Picture a scenario where you type in “dramatic intro music” and are greeted with a majestic symphony, or you jot down “creepy footsteps” and instantly receive top-tier sound effects. This is precisely what Stable Audio, an AI model unveiled by Stability AI on a Wednesday, promises to deliver— the ability to synthesize music or sounds based on written descriptions. In the not-so-distant future, this technology could potentially pose a challenge to musicians and their job security.
To provide some context, Stability AI, the same company that supported the creation of Stable Diffusion, a latent diffusion image synthesis model released in August 2022, has expanded its horizons beyond image generation into the realm of audio. They backed Harmonai, an AI lab that introduced the music generator Dance Diffusion in September. Now, in collaboration with Harmonai, Stability AI is venturing into the world of commercial AI audio production with Stable Audio. From initial production samples, it appears to represent a significant leap in audio quality compared to previous AI audio generators.
Stability showcases the capabilities of its AI model on its promotional page with prompts like “epic trailer music intense tribal percussion and brass” and “lofi hip hop beat melodic chillhop 85 bpm.” It also offers examples of sound effects created using Stable Audio, such as an airline pilot communicating over an intercom and people conversing in a bustling restaurant.
To train this model, Stability partnered with AudioSparx, a stock music provider, and utilized a dataset comprising over 800,000 audio files containing music, sound effects, single-instrument stems, and corresponding text metadata. After feeding a staggering 19,500 hours of audio into the model, Stable Audio has the capability to replicate specific sounds described in text because it has learned to associate textual descriptions with those sounds within its neural network.
Stable Audio comprises multiple components working in unison to swiftly generate customized audio. One component condenses the audio file while retaining essential features and eliminating unnecessary noise, enhancing both the speed of training and the speed of audio creation. Another component utilizes textual metadata descriptions of the music and sounds to guide the generation of audio.
To expedite the process, Stable Audio employs a highly simplified, compressed audio representation to reduce inference time—the time taken by a machine learning model to produce an output after receiving input. According to Stability AI, Stable Audio can generate 95 seconds of stereo audio at a 44.1 kHz sample rate (often referred to as “CD quality”) in less than one second using an Nvidia A100 GPU. The A100 is a powerful data center GPU designed for AI applications, surpassing the capabilities of a typical desktop gaming GPU.

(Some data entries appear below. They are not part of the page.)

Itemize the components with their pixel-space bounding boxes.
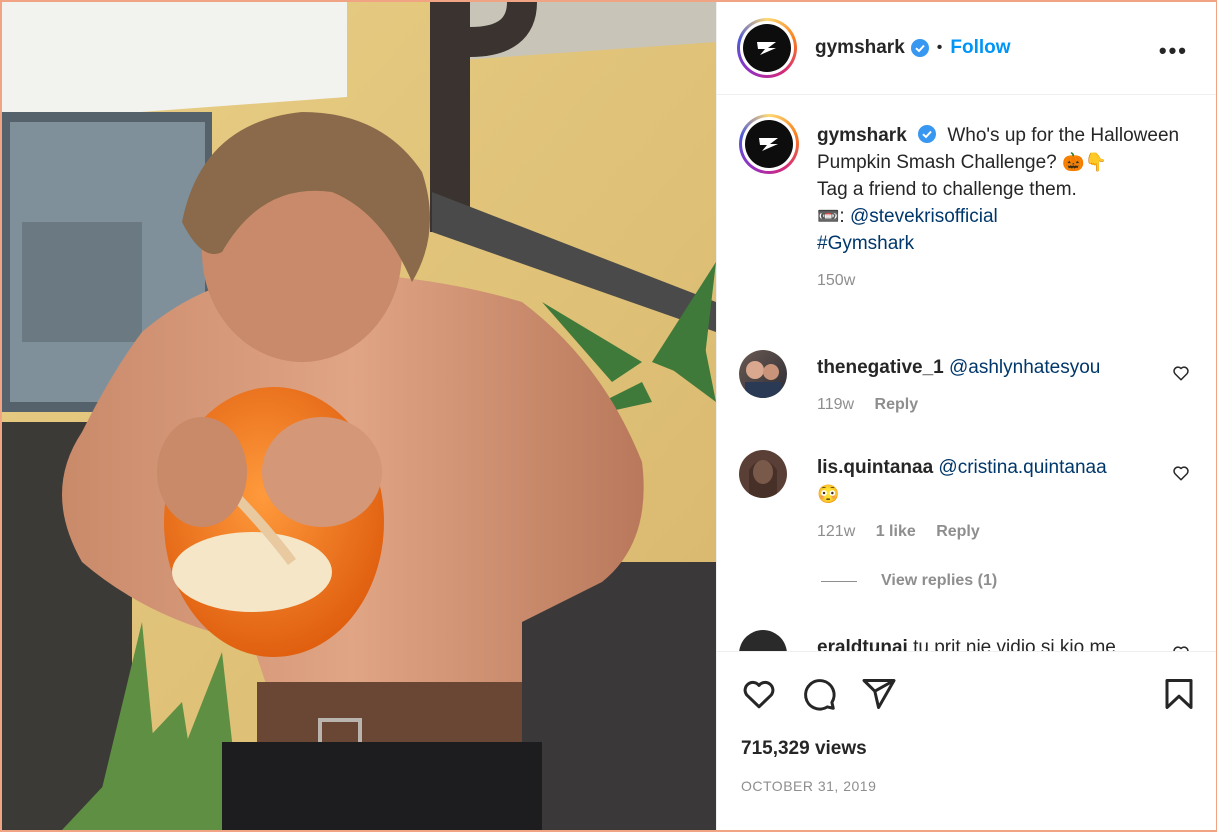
post-date[interactable]: OCTOBER 31, 2019 (741, 778, 876, 794)
credit-separator: : (839, 206, 845, 227)
like-comment-heart-icon[interactable] (1172, 464, 1190, 482)
gymshark-logo-icon (757, 42, 776, 55)
header-username[interactable]: gymshark (815, 37, 905, 59)
videocassette-icon: 📼 (817, 206, 840, 226)
comment-time[interactable]: 119w (817, 396, 854, 413)
comment-clip: eraldtunai tu prit nje vidio si kjo me (717, 622, 1216, 651)
gymshark-logo-icon (759, 138, 778, 151)
comment-time[interactable]: 121w (817, 523, 855, 540)
comment-username[interactable]: thenegative_1 (817, 357, 944, 378)
comment-emoji: 😳 (817, 484, 840, 504)
comment-mention[interactable]: @ashlynhatesyou (949, 357, 1100, 378)
bookmark-icon[interactable] (1161, 676, 1197, 712)
comment-icon[interactable] (801, 676, 837, 712)
avatar-photo (749, 460, 777, 498)
comment-item: eraldtunai tu prit nje vidio si kjo me (739, 630, 1196, 651)
reply-button[interactable]: Reply (936, 523, 980, 540)
caption-line2: Tag a friend to challenge them. (817, 179, 1077, 200)
video-frame-illustration (2, 2, 716, 830)
heart-icon[interactable] (741, 676, 777, 712)
commenter-avatar[interactable] (739, 630, 787, 651)
replies-divider (821, 580, 857, 582)
caption-emojis: 🎃👇 (1062, 152, 1107, 172)
header-separator: • (936, 39, 943, 56)
comment-item: lis.quintanaa @cristina.quintanaa 😳 121w… (739, 450, 1196, 550)
caption-timestamp[interactable]: 150w (817, 267, 1197, 294)
view-replies[interactable]: View replies (1) (821, 572, 997, 590)
view-count[interactable]: 715,329 views (741, 738, 867, 760)
comment-username[interactable]: eraldtunai (817, 637, 908, 651)
share-icon[interactable] (861, 676, 897, 712)
verified-icon (910, 39, 929, 57)
commenter-avatar[interactable] (739, 350, 787, 398)
more-options-icon[interactable]: ••• (1159, 38, 1188, 64)
credit-mention-link[interactable]: @stevekrisofficial (850, 206, 998, 227)
like-comment-heart-icon[interactable] (1172, 364, 1190, 382)
caption-username[interactable]: gymshark (817, 125, 907, 146)
comment-username[interactable]: lis.quintanaa (817, 457, 933, 478)
reply-button[interactable]: Reply (875, 396, 919, 413)
verified-icon (918, 125, 937, 143)
action-bar: 715,329 views OCTOBER 31, 2019 (717, 651, 1216, 831)
like-comment-heart-icon[interactable] (1172, 644, 1190, 651)
caption-avatar[interactable] (739, 114, 799, 174)
profile-avatar[interactable] (737, 18, 797, 78)
commenter-avatar[interactable] (739, 450, 787, 498)
post-video[interactable] (2, 2, 716, 830)
comment-text: tu prit nje vidio si kjo me (913, 637, 1116, 651)
post-header: gymshark • Follow ••• (717, 2, 1216, 95)
hashtag-link[interactable]: #Gymshark (817, 233, 914, 254)
post-sidebar: gymshark • Follow ••• gymshark Who's up … (716, 2, 1216, 830)
avatar-photo (745, 361, 781, 398)
comment-likes[interactable]: 1 like (876, 523, 916, 540)
view-replies-button[interactable]: View replies (1) (881, 572, 997, 590)
comment-item: thenegative_1 @ashlynhatesyou 119w Reply (739, 350, 1196, 430)
comment-mention[interactable]: @cristina.quintanaa (938, 457, 1106, 478)
follow-button[interactable]: Follow (950, 37, 1010, 59)
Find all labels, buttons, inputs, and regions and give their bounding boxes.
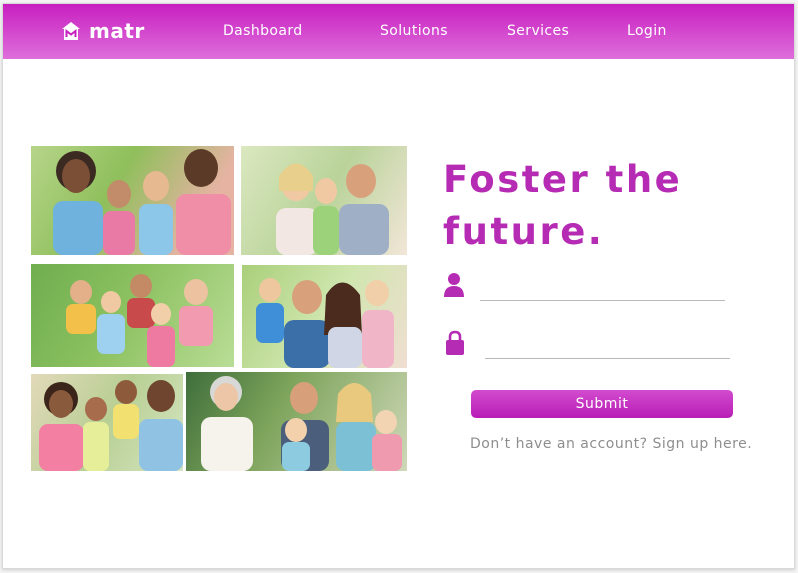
family-photo-1 [31, 146, 234, 255]
signup-link[interactable]: Don’t have an account? Sign up here. [470, 436, 752, 452]
family-photo-2 [241, 146, 407, 255]
username-input[interactable] [480, 279, 724, 299]
family-photo-5 [31, 374, 183, 471]
top-navbar: matr Dashboard Solutions Services Login [3, 4, 794, 59]
submit-button[interactable]: Submit [471, 390, 733, 418]
nav-solutions[interactable]: Solutions [380, 23, 448, 39]
nav-services[interactable]: Services [507, 23, 569, 39]
password-input[interactable] [485, 337, 729, 357]
brand-logo[interactable]: matr [61, 18, 145, 44]
username-underline [480, 300, 725, 301]
family-photo-3 [31, 264, 234, 367]
brand-name: matr [89, 19, 145, 43]
family-photo-6 [186, 372, 407, 471]
nav-login[interactable]: Login [627, 23, 667, 39]
nav-dashboard[interactable]: Dashboard [223, 23, 303, 39]
app-window: matr Dashboard Solutions Services Login [2, 3, 795, 569]
password-underline [485, 358, 730, 359]
hero-headline: Foster the future. [443, 158, 683, 253]
house-m-icon [61, 21, 81, 41]
lock-icon [445, 330, 467, 356]
user-icon [443, 272, 465, 298]
family-photo-4 [242, 265, 407, 368]
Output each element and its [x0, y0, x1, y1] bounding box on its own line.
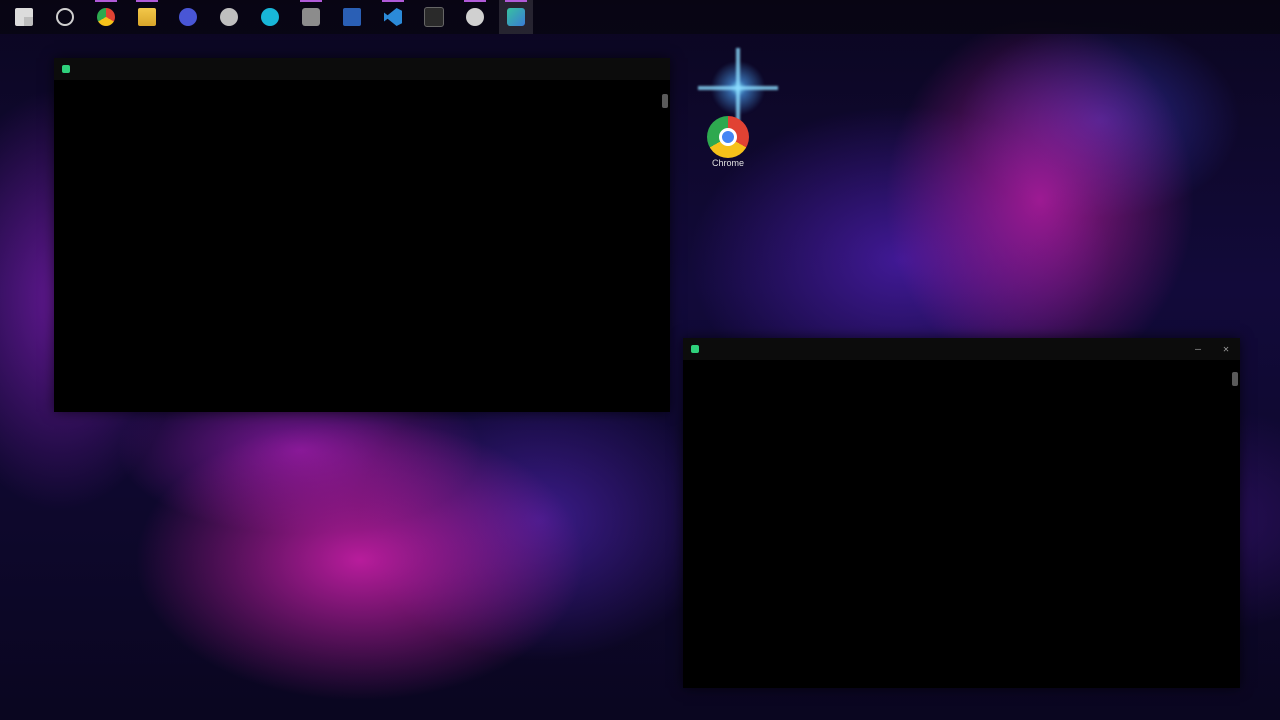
taskbar-visual-studio[interactable] [335, 0, 369, 34]
terminal-output[interactable] [683, 360, 1240, 476]
chrome-icon [707, 116, 749, 158]
terminal-icon [507, 8, 525, 26]
start-button[interactable] [7, 0, 41, 34]
scrollbar-thumb[interactable] [1232, 372, 1238, 386]
taskbar-app-grey[interactable] [294, 0, 328, 34]
taskbar-file-explorer[interactable] [130, 0, 164, 34]
chrome-icon [97, 8, 115, 26]
taskbar-vscode[interactable] [376, 0, 410, 34]
app-icon [302, 8, 320, 26]
taskbar-settings[interactable] [212, 0, 246, 34]
gear-icon [220, 8, 238, 26]
star-glow [706, 56, 770, 120]
search-icon [56, 8, 74, 26]
taskbar-terminal[interactable] [417, 0, 451, 34]
taskbar-snipping[interactable] [458, 0, 492, 34]
terminal-output[interactable] [54, 80, 670, 248]
taskbar-chrome[interactable] [89, 0, 123, 34]
terminal-icon [424, 7, 444, 27]
terminal-window-left[interactable] [54, 58, 670, 412]
window-titlebar[interactable]: — ✕ [683, 338, 1240, 360]
terminal-icon [691, 345, 699, 353]
desktop-icon-chrome[interactable]: Chrome [698, 116, 758, 168]
windows-icon [15, 8, 33, 26]
taskbar-app-blue[interactable] [171, 0, 205, 34]
taskbar-terminal-preview[interactable] [499, 0, 533, 34]
minimize-button[interactable]: — [1184, 344, 1212, 355]
folder-icon [138, 8, 156, 26]
app-icon [179, 8, 197, 26]
taskbar-app-cyan[interactable] [253, 0, 287, 34]
app-icon [261, 8, 279, 26]
scrollbar-thumb[interactable] [662, 94, 668, 108]
window-titlebar[interactable] [54, 58, 670, 80]
taskbar [0, 0, 1280, 34]
close-button[interactable]: ✕ [1212, 344, 1240, 355]
terminal-window-right[interactable]: — ✕ [683, 338, 1240, 688]
vscode-icon [384, 8, 402, 26]
desktop-icon-label: Chrome [711, 158, 744, 168]
visual-studio-icon [343, 8, 361, 26]
snip-icon [466, 8, 484, 26]
terminal-icon [62, 65, 70, 73]
search-button[interactable] [48, 0, 82, 34]
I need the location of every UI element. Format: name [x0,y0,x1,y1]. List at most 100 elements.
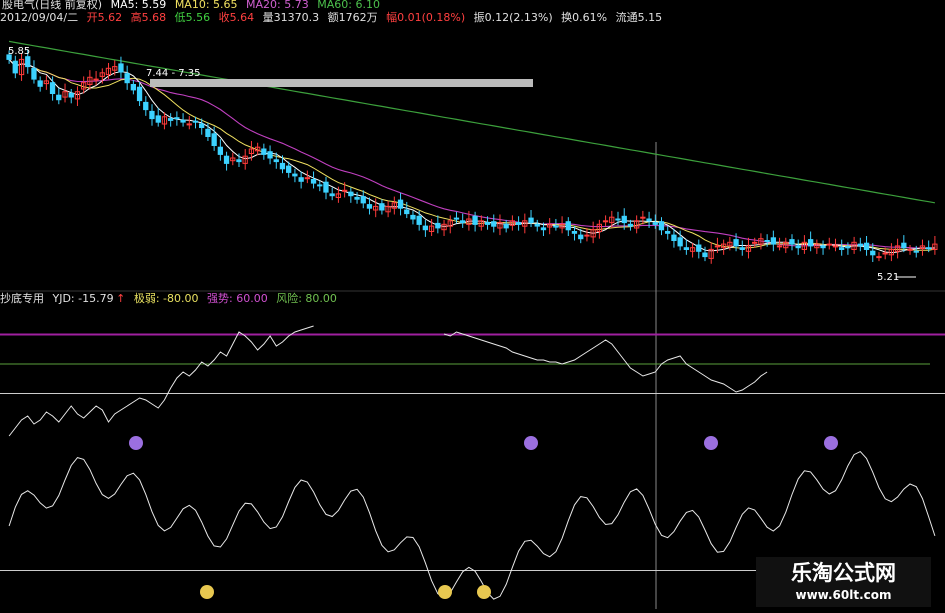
candle-body [627,223,634,227]
range-label: 7.44 - 7.35 [146,68,201,79]
candle-body [143,101,149,111]
quote-date: 2012/09/04/二 [0,11,79,24]
candle-body [236,159,242,163]
quote-turnover: 换0.61% [561,11,608,24]
candle-body [808,239,814,247]
candle-body [93,78,99,81]
indicator-risk: 风险: 80.00 [276,292,337,305]
candle-body [453,217,460,220]
candle-body [267,151,273,159]
candle-body [553,225,559,228]
candle-body [714,245,721,248]
candle-body [366,204,373,209]
candle-body [410,214,416,220]
candle-body [764,240,770,242]
candle-body [273,159,279,163]
candle-body [155,115,161,123]
candle-body [677,237,683,247]
candle-body [640,216,646,219]
candle-body [342,189,348,192]
candle-body [205,128,211,138]
candle-body [310,179,317,184]
candle-body [211,133,217,147]
ma20-label: MA20: 5.73 [246,0,309,11]
candle-body [789,239,795,245]
candle-body [292,173,298,177]
candle-body [149,110,155,120]
candle-body [926,247,932,250]
candle-body [460,220,466,224]
ma-legend: 股电气(日线 前复权) MA5: 5.59 MA10: 5.65 MA20: 5… [2,0,385,11]
candle-body [329,193,335,197]
quote-low: 低5.56 [174,11,211,24]
candle-body [130,84,136,91]
candle-body [578,234,584,240]
candle-body [31,67,37,80]
candle-body [397,199,404,209]
candle-body [223,155,230,164]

It’s worth noting that Stable Audio is not the first music generator based on latent diffusion techniques. Prior examples include Riffusion, a hobbyist take on an audio version of Stable Diffusion, but its output quality lags behind Stable Audio’s samples. In January, Google introduced MusicLM, an AI music generator for 24 kHz audio, and in August, Meta launched a suite of open-source audio tools, including a text-to-music generator called AudioCraft. With its 44.1 kHz stereo audio capabilities, Stable Diffusion is raising the bar.
Stability plans to offer Stable Audio in two tiers: a free option and a $12 monthly Pro plan. The free tier permits users to generate up to 20 tracks per month, each with a maximum duration of 20 seconds. The Pro plan extends these limits, allowing for 500 track generations per month with track lengths of up to 90 seconds. Future releases from Stability are anticipated to include open-source models based on the Stable Audio architecture and training code for those interested in developing audio generation models.
As it stands, Stable Audio appears to be ushering in the era of high-quality AI-generated music, given its impressive audio fidelity. However, it remains uncertain whether musicians will welcome the prospect of being replaced by AI models. History suggests that professionals in the visual arts field have resisted such advancements. For now, human creativity still outshines anything AI can produce, but the balance may shift in the future. In any case, AI-generated audio might become an additional tool in the arsenal of audio professionals.